Many governments still haven’t switched over to cloud computing. Let’s look at why cloud is advantageous and factors that have made “cloud-first” policies challenging to realize.
- Objective: Less Governmental Waste
- Benefits and Concerns of Cloud Computing for Government Offices
- What’s the Holdup?
- Making the Switch
Objective: Less Governmental Waste
In the 2016 US presidential race, we see a lot of discussion of education, healthcare, and the economy, but not much on the topic of real structural changes to streamline the federal system. The best way for government to become more efficient is to look at the technology that has disrupted and ultimately strengthened businesses throughout the marketplace.
The pressure on government agencies to provide better services within strict budgets has always prompted governments to consider ways to work together. The ability of organizations to foster collaboration got a major boost with the rise of the cloud, mobile devices, and social apps. These tools allow federal agencies to develop ideas and programs internally – branching out to affiliates, vendors, and the general public as desired.

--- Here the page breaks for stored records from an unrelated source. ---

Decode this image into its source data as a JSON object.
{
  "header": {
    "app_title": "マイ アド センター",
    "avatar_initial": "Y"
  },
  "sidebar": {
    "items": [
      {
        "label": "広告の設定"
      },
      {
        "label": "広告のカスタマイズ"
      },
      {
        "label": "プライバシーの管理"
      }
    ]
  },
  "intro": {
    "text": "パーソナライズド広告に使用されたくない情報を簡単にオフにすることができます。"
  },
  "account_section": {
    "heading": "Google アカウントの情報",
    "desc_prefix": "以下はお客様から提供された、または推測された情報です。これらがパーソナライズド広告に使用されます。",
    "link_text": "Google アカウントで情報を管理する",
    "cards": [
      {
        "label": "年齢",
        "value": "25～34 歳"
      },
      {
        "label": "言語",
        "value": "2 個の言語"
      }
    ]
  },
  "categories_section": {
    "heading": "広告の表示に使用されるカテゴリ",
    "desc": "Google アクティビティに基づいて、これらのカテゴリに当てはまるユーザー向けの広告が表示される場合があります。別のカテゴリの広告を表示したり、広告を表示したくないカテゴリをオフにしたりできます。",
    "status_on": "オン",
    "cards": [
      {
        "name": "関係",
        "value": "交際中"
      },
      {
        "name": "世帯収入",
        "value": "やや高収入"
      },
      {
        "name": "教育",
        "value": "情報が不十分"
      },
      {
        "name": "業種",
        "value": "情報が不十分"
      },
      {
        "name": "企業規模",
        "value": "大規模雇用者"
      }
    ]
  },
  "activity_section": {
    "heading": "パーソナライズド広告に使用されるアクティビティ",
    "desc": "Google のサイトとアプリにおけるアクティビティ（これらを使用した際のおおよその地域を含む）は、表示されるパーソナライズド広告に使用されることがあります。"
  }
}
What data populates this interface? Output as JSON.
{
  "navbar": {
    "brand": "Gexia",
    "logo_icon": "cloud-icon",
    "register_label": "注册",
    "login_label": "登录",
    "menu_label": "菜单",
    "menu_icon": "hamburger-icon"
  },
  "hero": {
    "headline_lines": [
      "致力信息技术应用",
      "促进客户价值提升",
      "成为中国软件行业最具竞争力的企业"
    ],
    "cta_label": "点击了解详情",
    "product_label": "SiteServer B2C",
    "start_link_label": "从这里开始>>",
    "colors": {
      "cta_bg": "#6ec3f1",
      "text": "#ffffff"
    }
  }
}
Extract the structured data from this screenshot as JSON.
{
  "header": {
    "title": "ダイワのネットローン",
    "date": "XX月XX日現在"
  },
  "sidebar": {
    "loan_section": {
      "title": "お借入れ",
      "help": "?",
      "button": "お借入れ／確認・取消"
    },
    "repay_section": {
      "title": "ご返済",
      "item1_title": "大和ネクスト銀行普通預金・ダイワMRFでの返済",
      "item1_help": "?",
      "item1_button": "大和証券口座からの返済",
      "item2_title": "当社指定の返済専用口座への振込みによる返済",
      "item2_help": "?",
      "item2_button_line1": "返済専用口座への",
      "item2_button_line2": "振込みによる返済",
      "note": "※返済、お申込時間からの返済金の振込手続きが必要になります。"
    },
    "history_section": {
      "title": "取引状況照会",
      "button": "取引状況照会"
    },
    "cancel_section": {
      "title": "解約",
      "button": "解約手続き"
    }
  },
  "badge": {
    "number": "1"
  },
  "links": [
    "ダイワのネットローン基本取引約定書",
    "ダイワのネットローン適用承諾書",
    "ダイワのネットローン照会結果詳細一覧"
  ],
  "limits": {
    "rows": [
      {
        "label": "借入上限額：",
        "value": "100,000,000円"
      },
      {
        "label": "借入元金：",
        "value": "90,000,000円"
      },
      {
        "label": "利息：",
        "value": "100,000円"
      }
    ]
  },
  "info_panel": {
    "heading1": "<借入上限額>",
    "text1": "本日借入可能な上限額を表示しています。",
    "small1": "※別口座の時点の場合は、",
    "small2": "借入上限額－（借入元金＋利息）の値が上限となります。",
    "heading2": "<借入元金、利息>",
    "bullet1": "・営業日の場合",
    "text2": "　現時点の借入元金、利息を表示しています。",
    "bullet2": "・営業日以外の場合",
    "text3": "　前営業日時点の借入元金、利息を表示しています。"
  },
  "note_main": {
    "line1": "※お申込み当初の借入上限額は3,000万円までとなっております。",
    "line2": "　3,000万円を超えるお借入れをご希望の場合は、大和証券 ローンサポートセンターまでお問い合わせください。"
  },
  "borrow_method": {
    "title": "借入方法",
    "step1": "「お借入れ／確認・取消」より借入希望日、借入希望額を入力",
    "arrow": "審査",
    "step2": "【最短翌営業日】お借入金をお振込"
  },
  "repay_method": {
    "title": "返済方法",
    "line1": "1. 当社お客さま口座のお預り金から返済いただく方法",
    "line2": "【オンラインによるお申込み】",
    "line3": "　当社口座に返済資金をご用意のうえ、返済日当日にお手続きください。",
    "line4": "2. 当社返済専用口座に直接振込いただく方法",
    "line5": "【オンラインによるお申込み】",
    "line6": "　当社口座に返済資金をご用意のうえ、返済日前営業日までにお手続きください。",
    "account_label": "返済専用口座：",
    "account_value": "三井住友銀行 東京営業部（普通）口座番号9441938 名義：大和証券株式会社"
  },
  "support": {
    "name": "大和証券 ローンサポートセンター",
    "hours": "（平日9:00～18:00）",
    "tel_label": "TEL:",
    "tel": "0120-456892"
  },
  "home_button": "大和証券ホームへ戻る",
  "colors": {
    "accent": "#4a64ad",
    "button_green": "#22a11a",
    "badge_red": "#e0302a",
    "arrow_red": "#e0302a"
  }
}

Now, these technologies have been helpful to government departments, but the transition has also been tricky, notes Morten Brøgger in Government Technology. It’s been difficult to use the cloud for collaboration while giving balanced consideration toward security concerns and the desire to build systems that are affordable yet robust. “In other words, tools cannot compromise on ease of use when programs are increasingly being evaluated and funded based on the public’s and employees’ experience,” says Brøgger.
The biggest priorities for government are cloud computing, infrastructure, and analytics, according to renowned research firm Gartner. However, governmental entities have been slow to transition to the cloud.
When decision-makers feel unsure about cloud, it’s helpful to remember that standards have been created to independently gauge the crediblity of providers and their legitimacy to back federal services. You want to use partners that are fully compliant with the Federal Risk and Authorization Management Program (FedRAMP) and have SSAE 16 audited datacenters, meeting checks and balances established by the American Society of CPAs.
Benefits and Concerns of Cloud Computing for Government Offices
It’s obvious in certain ways that a cloud transition would be an improvement. It would be easier to facilitate projects between two or more agencies and to manage vendors. It would even make it easier for the staff to share files and make them broadly accessible to the team or even themselves on different devices. The Gartner assessment notes that, for these reasons and others, CIOs in the private sector are increasingly in favor of cloud.
However, very few government IT chiefs are truly using a “cloud-first” perspective. That’s backed up by a study released in January 2015 by MeriTalk, highlighted in Federal Times. The study found that three out of four federal IT decision-makers (75%) would like to move to cloud but don’t want to lose control of the infrastructure. Meanwhile, nearly one in four (23%) said they were wary about cloud hosting providers. Another 32% said that they had to stick with the legacy approach because of data sovereignty and security requirements.
A 2014 survey from Market Connections highlighted additional ways that government agencies are able to benefit from cloud. In fact, the survey found that those who did make the switch actually listed security as one of the reasons for their choice. They also said that it was more affordable. Three in five respondents said that using cloud was more cost-effective than running servers on-premises.
What’s the Holdup?
In recent years, both the United States and United Kingdom governments have publicly committed to moving to the cloud as quickly as possible. However, the transition that was expected has not taken place.
The reason action has been slow is that CIOs are concerned about security precautions.
Among CIOs who took part in the Gartner 2015 CIO Agenda report, fully nine out of ten believe that digital environments “[create] new types and increased levels of risk in government,” Brøgger explains. “In addition, government CIOs are hampered by complex legacy IT environments that must be simplified and modernized.”
There is a lot of unsureness. Only 37% of United Kingdom government workers feel confident in cloud systems, an aversion that is probably similar in the United States. People want to avoid the challenges of cloud, which include reviewing providers’ security parameters, blocking out a time to shift to the new environment, and a sense of lacking the appropriate insights or skills for deployment and management.
The issue is that many government projects are interdepartmental or are shared between agencies. Without secure cloud systems, less secure or time-consuming approaches (such as email) are being used instead.
Making the Switch
CIOs at government agencies should first be aware that “cloud is a cultural revolution, as well as a technological evolution,” comments Brøgger. It’s critical to address the issue of security head-on. “A frontline lack of trust in cloud security is the fundamental Achilles’ heel of the wider and faster adoption of public-sector cloud services,” he says.
As discussed above, part of the hesitation to transition to cloud is because of unsureness about particular providers. However, you can feel confident when you work with a provider that is compliant with guidelines and standards established by the federal government and accounting industry.